Las tragedias vividas o recordadas en los últimos días han sido mucho más aleccionadoras que tantos discursos a los gritos o en cadena.
Me refiero a las lecciones que familiares que atraviesan el dolor por la pérdida de un ser muy querido, han dado casi sin quererlo, solamente actuando con amor y sin resentimiento, con prudencia, equilibrio y madurez.
Lo hicieron sin estridencias, con palabras sencillas y la sabiduría de los humildes.
Durante toda la semana, en la medida en que los medios fueron exponiendo a los familiares de la tragedia de la Estación Once, me fue embargando un sentimiento ambivalente de tristeza y admiración. El mayor impacto emocional lo tuve al escuchar al padre de Lucas Menghini relatar cómo la muerte de su hijo, -atrapado dos días en los vagones del tren- había quebrado su vida que nunca volvería a ser como antes.
La sensatez de sus palabras exacerban el tono matón que usan muchos de los responsables cuando tienen que referirse al mismo hecho.
Pero además, uno a uno, los familiares y también víctimas sobrevivientes, que en estos días hablaron de sus familias, de sus dolores (en algunos casos físicos), de la falta de ayuda, de sus historias, mostraron que solamente el amor los une y los define frente a la desgracia, frente a la sociedad y especialmente frente al Estado y al Gobierno.
Los que perdieron un padre, o un hijo, la pareja, el amigo o el hermano. Los que todavía sufren heridas y secuelas. En todos hay un reclamo de Justicia, nunca de revancha, sino en el deseo de evitar la reiteración de la tragedia.
Así fue la Plaza, que no era de nadie sino de todos. Donde no se escucharon insultos ni intentos ventajeros. Justicia para las 51 víctimas de Once. Mucha paz, firmeza en el reclamo y la sensación de estar dejando una estela en el azul del horizonte, para que algunas cosas empiecen a cambiar.
Fueron todas lecciones que los familiares nos dieron casi sin proponerlo.
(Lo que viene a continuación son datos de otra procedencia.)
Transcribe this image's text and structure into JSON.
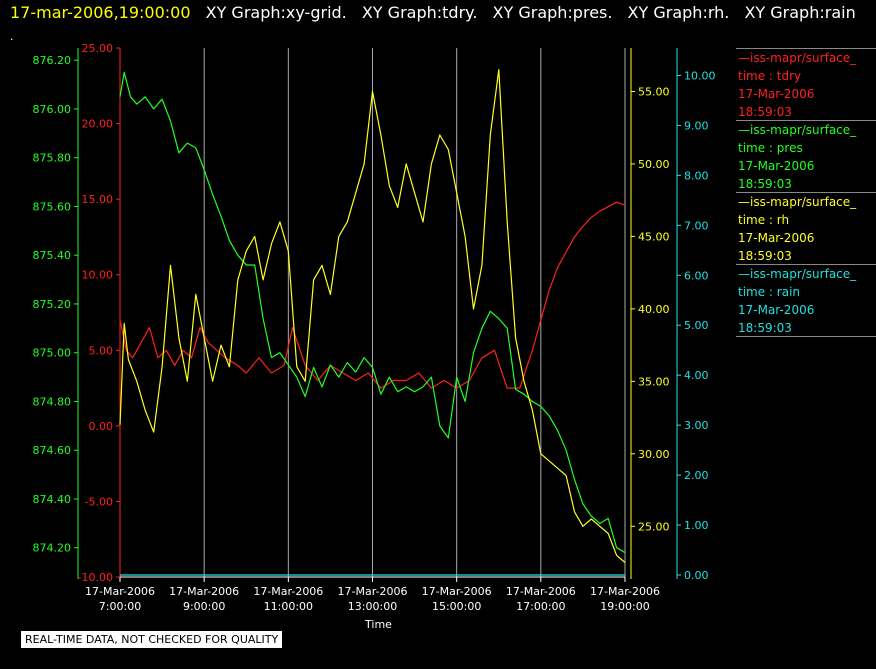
{
  "header": {
    "time": "17-mar-2006,19:00:00",
    "items": [
      "XY Graph:xy-grid.",
      "XY Graph:tdry.",
      "XY Graph:pres.",
      "XY Graph:rh.",
      "XY Graph:rain"
    ]
  },
  "dot": ".",
  "notice": "REAL-TIME DATA, NOT CHECKED FOR QUALITY",
  "legend": [
    {
      "color": "#ff2020",
      "lines": [
        "—iss-mapr/surface_",
        "time : tdry",
        "17-Mar-2006",
        "18:59:03"
      ]
    },
    {
      "color": "#20ff20",
      "lines": [
        "—iss-mapr/surface_",
        "time : pres",
        "17-Mar-2006",
        "18:59:03"
      ]
    },
    {
      "color": "#ffff20",
      "lines": [
        "—iss-mapr/surface_",
        "time : rh",
        "17-Mar-2006",
        "18:59:03"
      ]
    },
    {
      "color": "#20e0e0",
      "lines": [
        "—iss-mapr/surface_",
        "time : rain",
        "17-Mar-2006",
        "18:59:03"
      ]
    }
  ],
  "chart_data": {
    "type": "line",
    "xlabel": "Time",
    "x_ticks": [
      {
        "date": "17-Mar-2006",
        "time": "7:00:00",
        "hour": 7
      },
      {
        "date": "17-Mar-2006",
        "time": "9:00:00",
        "hour": 9
      },
      {
        "date": "17-Mar-2006",
        "time": "11:00:00",
        "hour": 11
      },
      {
        "date": "17-Mar-2006",
        "time": "13:00:00",
        "hour": 13
      },
      {
        "date": "17-Mar-2006",
        "time": "15:00:00",
        "hour": 15
      },
      {
        "date": "17-Mar-2006",
        "time": "17:00:00",
        "hour": 17
      },
      {
        "date": "17-Mar-2006",
        "time": "19:00:00",
        "hour": 19
      }
    ],
    "xlim": [
      7,
      19
    ],
    "grid": "vertical",
    "axes": {
      "pres": {
        "color": "#20ff20",
        "ylim": [
          874.08,
          876.25
        ],
        "ticks": [
          "876.20",
          "876.00",
          "875.80",
          "875.60",
          "875.40",
          "875.20",
          "875.00",
          "874.80",
          "874.60",
          "874.40",
          "874.20"
        ],
        "tick_values": [
          876.2,
          876.0,
          875.8,
          875.6,
          875.4,
          875.2,
          875.0,
          874.8,
          874.6,
          874.4,
          874.2
        ]
      },
      "tdry": {
        "color": "#ff2020",
        "ylim": [
          -10,
          25
        ],
        "ticks": [
          "25.00",
          "20.00",
          "15.00",
          "10.00",
          "5.00",
          "0.00",
          "-5.00",
          "-10.00"
        ],
        "tick_values": [
          25,
          20,
          15,
          10,
          5,
          0,
          -5,
          -10
        ]
      },
      "rh": {
        "color": "#ffff20",
        "ylim": [
          21.5,
          58.0
        ],
        "ticks": [
          "55.00",
          "50.00",
          "45.00",
          "40.00",
          "35.00",
          "30.00",
          "25.00"
        ],
        "tick_values": [
          55,
          50,
          45,
          40,
          35,
          30,
          25
        ]
      },
      "rain": {
        "color": "#20e0e0",
        "ylim": [
          -0.04,
          10.55
        ],
        "ticks": [
          "10.00",
          "9.00",
          "8.00",
          "7.00",
          "6.00",
          "5.00",
          "4.00",
          "3.00",
          "2.00",
          "1.00",
          "0.00"
        ],
        "tick_values": [
          10,
          9,
          8,
          7,
          6,
          5,
          4,
          3,
          2,
          1,
          0
        ]
      }
    },
    "series": [
      {
        "name": "tdry",
        "axis": "tdry",
        "color": "#ff2020",
        "x": [
          7.0,
          7.15,
          7.3,
          7.5,
          7.7,
          7.9,
          8.1,
          8.3,
          8.5,
          8.7,
          8.9,
          9.1,
          9.3,
          9.5,
          9.8,
          10.0,
          10.3,
          10.6,
          10.9,
          11.1,
          11.4,
          11.7,
          12.0,
          12.3,
          12.6,
          12.9,
          13.2,
          13.5,
          13.8,
          14.1,
          14.4,
          14.7,
          15.0,
          15.3,
          15.6,
          15.9,
          16.2,
          16.5,
          16.8,
          17.0,
          17.2,
          17.4,
          17.6,
          17.8,
          18.0,
          18.2,
          18.4,
          18.6,
          18.8,
          19.0
        ],
        "y": [
          7.0,
          5.0,
          4.5,
          5.5,
          6.5,
          4.5,
          5.0,
          4.0,
          5.0,
          4.5,
          6.5,
          5.5,
          5.0,
          4.5,
          4.0,
          3.5,
          4.5,
          3.5,
          4.0,
          6.5,
          4.0,
          3.0,
          4.0,
          3.5,
          3.0,
          3.5,
          2.5,
          3.0,
          3.0,
          3.5,
          2.5,
          3.0,
          2.5,
          3.0,
          4.5,
          5.0,
          2.5,
          2.5,
          5.0,
          7.0,
          9.0,
          10.5,
          11.5,
          12.5,
          13.2,
          13.8,
          14.2,
          14.5,
          14.8,
          14.6
        ]
      },
      {
        "name": "pres",
        "axis": "pres",
        "color": "#20ff20",
        "x": [
          7.0,
          7.1,
          7.25,
          7.4,
          7.6,
          7.8,
          8.0,
          8.2,
          8.4,
          8.6,
          8.8,
          9.0,
          9.2,
          9.4,
          9.6,
          9.8,
          10.0,
          10.2,
          10.4,
          10.6,
          10.8,
          11.0,
          11.2,
          11.4,
          11.6,
          11.8,
          12.0,
          12.2,
          12.4,
          12.6,
          12.8,
          13.0,
          13.2,
          13.4,
          13.6,
          13.8,
          14.0,
          14.2,
          14.4,
          14.6,
          14.8,
          15.0,
          15.2,
          15.4,
          15.6,
          15.8,
          16.0,
          16.2,
          16.4,
          16.6,
          16.8,
          17.0,
          17.2,
          17.4,
          17.6,
          17.8,
          18.0,
          18.2,
          18.4,
          18.6,
          18.8,
          19.0
        ],
        "y": [
          876.05,
          876.15,
          876.05,
          876.02,
          876.05,
          876.0,
          876.04,
          875.95,
          875.82,
          875.86,
          875.84,
          875.75,
          875.65,
          875.56,
          875.46,
          875.4,
          875.36,
          875.36,
          875.14,
          874.98,
          875.0,
          874.95,
          874.9,
          874.82,
          874.94,
          874.86,
          874.95,
          874.9,
          874.96,
          874.92,
          874.98,
          874.94,
          874.83,
          874.9,
          874.84,
          874.86,
          874.84,
          874.86,
          874.9,
          874.7,
          874.65,
          874.9,
          874.8,
          875.0,
          875.1,
          875.17,
          875.14,
          875.1,
          874.85,
          874.83,
          874.8,
          874.78,
          874.74,
          874.68,
          874.6,
          874.48,
          874.38,
          874.33,
          874.3,
          874.32,
          874.2,
          874.18
        ]
      },
      {
        "name": "rh",
        "axis": "rh",
        "color": "#ffff20",
        "x": [
          7.0,
          7.1,
          7.2,
          7.4,
          7.6,
          7.8,
          8.0,
          8.2,
          8.4,
          8.6,
          8.8,
          9.0,
          9.2,
          9.4,
          9.6,
          9.8,
          10.0,
          10.2,
          10.4,
          10.6,
          10.8,
          11.0,
          11.2,
          11.4,
          11.6,
          11.8,
          12.0,
          12.2,
          12.4,
          12.6,
          12.8,
          13.0,
          13.2,
          13.4,
          13.6,
          13.8,
          14.0,
          14.2,
          14.4,
          14.6,
          14.8,
          15.0,
          15.2,
          15.4,
          15.6,
          15.8,
          16.0,
          16.2,
          16.4,
          16.6,
          16.8,
          17.0,
          17.2,
          17.4,
          17.6,
          17.8,
          18.0,
          18.2,
          18.4,
          18.6,
          18.8,
          19.0
        ],
        "y": [
          32.0,
          39.0,
          36.5,
          35.0,
          33.0,
          31.5,
          36.0,
          43.0,
          38.0,
          35.0,
          41.0,
          38.0,
          35.0,
          37.5,
          36.0,
          42.0,
          44.0,
          45.0,
          42.0,
          44.5,
          46.0,
          44.0,
          36.0,
          35.0,
          42.0,
          43.0,
          41.0,
          45.0,
          46.0,
          48.0,
          50.0,
          55.0,
          52.0,
          48.5,
          47.0,
          50.0,
          48.0,
          46.0,
          50.0,
          52.0,
          51.0,
          48.0,
          45.0,
          40.0,
          43.0,
          52.0,
          56.5,
          46.0,
          38.0,
          35.0,
          33.0,
          30.0,
          29.5,
          29.0,
          28.5,
          26.0,
          25.0,
          25.5,
          25.0,
          24.5,
          23.0,
          22.5
        ]
      },
      {
        "name": "rain",
        "axis": "rain",
        "color": "#20e0e0",
        "x": [
          7.0,
          19.0
        ],
        "y": [
          0.0,
          0.0
        ]
      }
    ]
  }
}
Nos estaban enseñando a ser mejores. Demostraron que lo son, que el enorme y único dolor podía trastocar en amor.
Y ayer volví a tener esa sensación de que había alguien que estaba dando una lección y que estamos obligados a escucharla.
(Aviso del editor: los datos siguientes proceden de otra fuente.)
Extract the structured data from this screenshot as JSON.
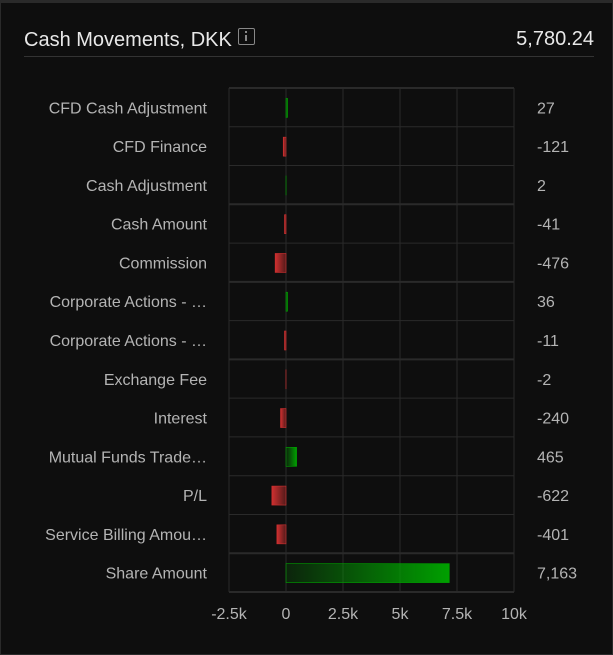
{
  "header": {
    "title": "Cash Movements, DKK",
    "total": "5,780.24",
    "info_icon": "info-icon"
  },
  "chart_data": {
    "type": "bar",
    "orientation": "horizontal",
    "categories": [
      "CFD Cash Adjustment",
      "CFD Finance",
      "Cash Adjustment",
      "Cash Amount",
      "Commission",
      "Corporate Actions - …",
      "Corporate Actions - …",
      "Exchange Fee",
      "Interest",
      "Mutual Funds Trade…",
      "P/L",
      "Service Billing Amou…",
      "Share Amount"
    ],
    "values": [
      27,
      -121,
      2,
      -41,
      -476,
      36,
      -11,
      -2,
      -240,
      465,
      -622,
      -401,
      7163
    ],
    "value_labels": [
      "27",
      "-121",
      "2",
      "-41",
      "-476",
      "36",
      "-11",
      "-2",
      "-240",
      "465",
      "-622",
      "-401",
      "7,163"
    ],
    "xlim": [
      -2500,
      10000
    ],
    "xticks": [
      -2500,
      0,
      2500,
      5000,
      7500,
      10000
    ],
    "xtick_labels": [
      "-2.5k",
      "0",
      "2.5k",
      "5k",
      "7.5k",
      "10k"
    ],
    "grid": true,
    "colors": {
      "positive": "#00a000",
      "negative": "#d03030"
    }
  }
}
Después de la muerte de Reinaldo Rodas, arrollado en la Panamericana por Pablo García, el padre de éste, el periodista Eduardo Aliverti, en un intento por pararse en el centro de la escena, lanzó una provocación inexplicable invitando a debatir sobre «ética periodística». Le contestó con altura y mucha sensatez, el hermano de Rodas, Sergio, sugiriendo que sería más importante debatir sobre la irresponsabilidad de quienes conducen ebrios. No podía ser de otra manera. Pretender un giro al debate para distraer la atención del lugar donde sin duda debe estar, tuvo, otra vez, una respuesta aleccionadora, de aquellos que explicitan con sencillez la sabiduría de la vida, muchas veces lejos de la que algunos creen que pueden extraer de sus vínculos de poder.
Las sociedades construyen sus reglas de acuerdo a lo que ven, a lo que escuchan de sus dirigentes. La Presidenta ha intentado varias veces poner el dolor por la muerte de su marido, en parangón con el dolor de las familias que perdieron a sus seres queridos en una tragedia provocada por la irresponsabilidad y la corrupción de empresarios y funcionarios sostenidos por ella misma. La Justicia dio una oportuna respuesta describiendo el entramado mafioso y cómplice de los referentes del sector público y privado que desviaron durante años de gobierno kirchnerista miles de millones que pasaron a engrosar sus propios bolsillos, a costa de la calidad del servicio, y finalmente a costa de la vida y la salud de muchos argentinos.
Se necesitan conductas ejemplares para definir el rumbo de una Nación que se debate, por suerte, eligiendo la sensatez de los humildes antes que la soberbia de los poderosos.
Ha sido una semana de buenas lecciones. Esperemos haberlas aprendido.